Urgensi sedang karena aturan masih dalam tahap finalisasi Juli 2026; dampak luas ke industri kripto global dan berpotensi mempengaruhi arah kebijakan AML di Indonesia.
Ringkasan Eksekutif
Industri kripto Korea Selatan memperingatkan bahwa usulan perubahan aturan Anti-Money Laundering (AML) dapat meningkatkan jumlah laporan transaksi mencurigakan dari lima bursa utama hingga 85 kali lipat, dari 63.000 menjadi lebih dari 5,4 juta per tahun. Aturan yang diusulkan oleh FSC dan FIU ini mewajibkan pelaporan semua transfer aset virtual ke luar negeri senilai 10 juta won (sekitar USD 6.800) atau lebih sebagai transaksi mencurigakan, tanpa memandang tingkat risikonya.
Kenapa Ini Penting
Jika aturan ini diterapkan, biaya kepatuhan bursa kripto akan melonjak drastis, berpotensi menghambat inovasi dan likuiditas pasar.
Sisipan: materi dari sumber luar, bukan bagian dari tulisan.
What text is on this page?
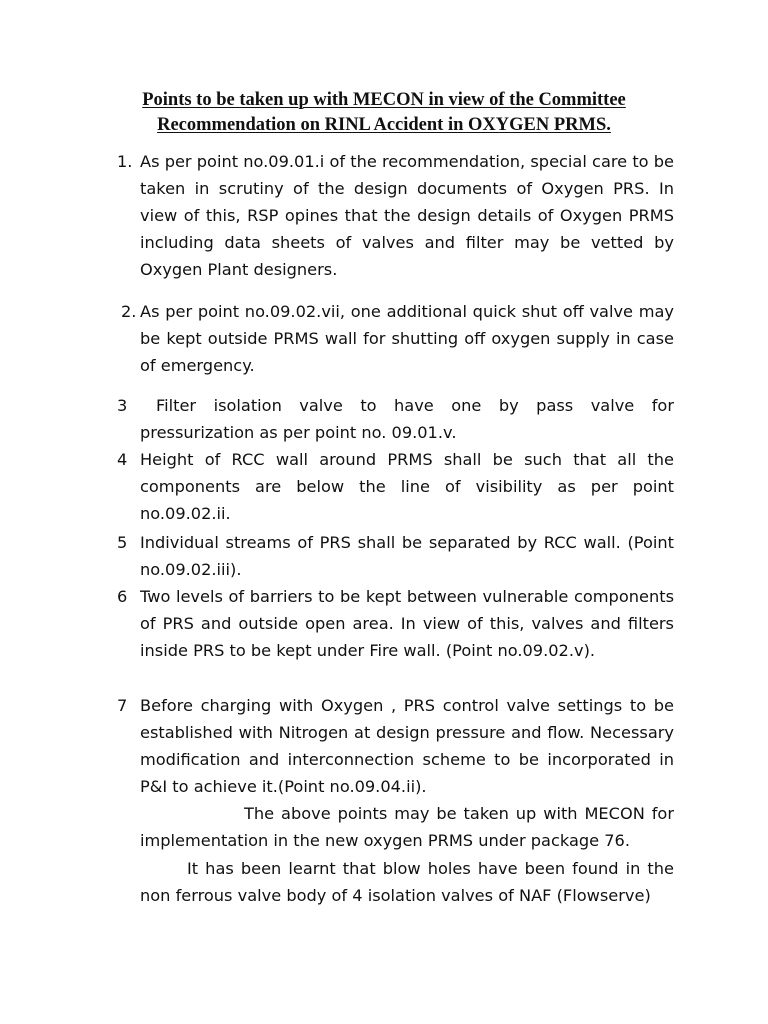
Points to be taken up with MECON in view of the Committee
Recommendation on RINL Accident in OXYGEN PRMS.
1. As per point no.09.01.i of the recommendation, special care to be taken in scrutiny of the design documents of Oxygen PRS. In view of this, RSP opines that the design details of Oxygen PRMS including data sheets of valves and filter may be vetted by Oxygen Plant designers.
2. As per point no.09.02.vii, one additional quick shut off valve may be kept outside PRMS wall for shutting off oxygen supply in case of emergency.
3	Filter isolation valve to have one by pass valve for pressurization as per point no. 09.01.v.
4 Height of RCC wall around PRMS shall be such that all the components are below the line of visibility as per point no.09.02.ii.
5 Individual streams of PRS shall be separated by RCC wall. (Point no.09.02.iii).
6 Two levels of barriers to be kept between vulnerable components of PRS and outside open area. In view of this, valves and filters inside PRS to be kept under Fire wall. (Point no.09.02.v).
7 Before charging with Oxygen , PRS control valve settings to be established with Nitrogen at design pressure and flow. Necessary modification and interconnection scheme to be incorporated in P&I to achieve it.(Point no.09.04.ii).
The above points may be taken up with MECON for implementation in the new oxygen PRMS under package 76.
It has been learnt that blow holes have been found in the non ferrous valve body of 4 isolation valves of NAF (Flowserve)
Ini menjadi preseden global yang bisa mempengaruhi bagaimana regulator di negara lain, termasuk Indonesia, merancang aturan serupa.
Dampak Bisnis
- ✦ Beban operasional bursa kripto Korea Selatan akan meningkat signifikan karena harus memproses lebih dari 5,4 juta laporan transaksi mencurigakan per tahun, naik dari 63.000 kasus.
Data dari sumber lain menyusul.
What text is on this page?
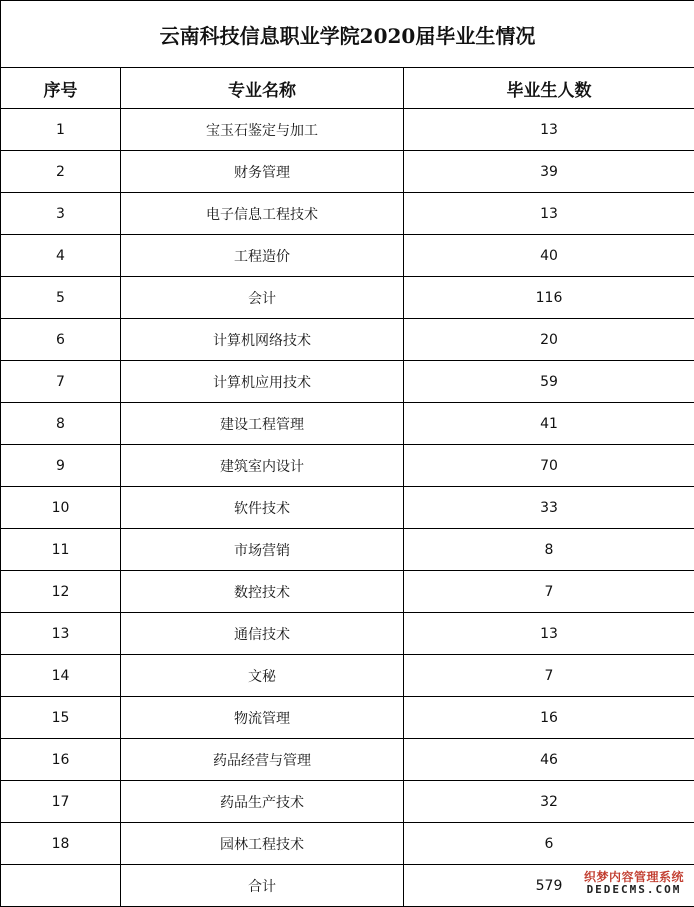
云南科技信息职业学院2020届毕业生情况		
序号	专业名称	毕业生人数
1	宝玉石鉴定与加工	13
2	财务管理	39
3	电子信息工程技术	13
4	工程造价	40
5	会计	116
6	计算机网络技术	20
7	计算机应用技术	59
8	建设工程管理	41
9	建筑室内设计	70
10	软件技术	33
11	市场营销	8
12	数控技术	7
13	通信技术	13
14	文秘	7
15	物流管理	16
16	药品经营与管理	46
17	药品生产技术	32
18	园林工程技术	6
	合计	579
织梦内容管理系统
DEDECMS.COM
- ✦ Aturan ini dapat memperlambat arus modal dan transaksi kripto lintas batas, mengingat ambang batas pelaporan yang rendah (USD 6.800) tanpa pengecualian risiko.
- ✦ Ketegangan antara regulator (FSC/FIU) dan industri kripto meningkat, terlihat dari gugatan hukum yang diajukan bursa seperti Upbit dan Bithumb terhadap sanksi AML yang ada.
Konteks Indonesia
Indonesia, yang tengah merancang aturan lebih ketat untuk aset kripto melalui Bappebti dan OJK, dapat menjadikan kasus Korea Selatan sebagai studi kasus. Penerapan aturan AML yang terlalu ketat tanpa mempertimbangkan kapasitas bursa berpotensi menghambat pertumbuhan ekosistem kripto domestik yang masih dalam tahap awal, namun di sisi lain, kepatuhan yang longgar meningkatkan risiko pencucian uang. Perkembangan ini relevan bagi investor dan pelaku usaha kripto di Indonesia yang mengantisipasi arah kebijakan domestik.
Yang Perlu Dipantau
- ◎ Yang perlu dipantau: Finalisasi aturan AML Korea Selatan pada Juli 2026 — apakah ada perubahan ambang batas atau pengecualian setelah masa konsultasi publik.
- ◎ Risiko yang perlu dicermati: Efek domino ke negara lain — jika Korea Selatan menerapkan aturan ketat, regulator Asia lainnya, termasuk OJK dan Bank Indonesia, bisa mengadopsi pendekatan serupa.
- ◎ Perhatikan: Perkembangan gugatan hukum Upbit dan Bithumb terhadap sanksi FIU — hasilnya bisa menjadi preseden hukum bagi industri kripto global.
Analisis ini dibuat oleh sistem AI Feedberry berdasarkan sumber berita publik dan tidak merupakan saran investasi atau keputusan bisnis. Selalu verifikasi dengan sumber primer.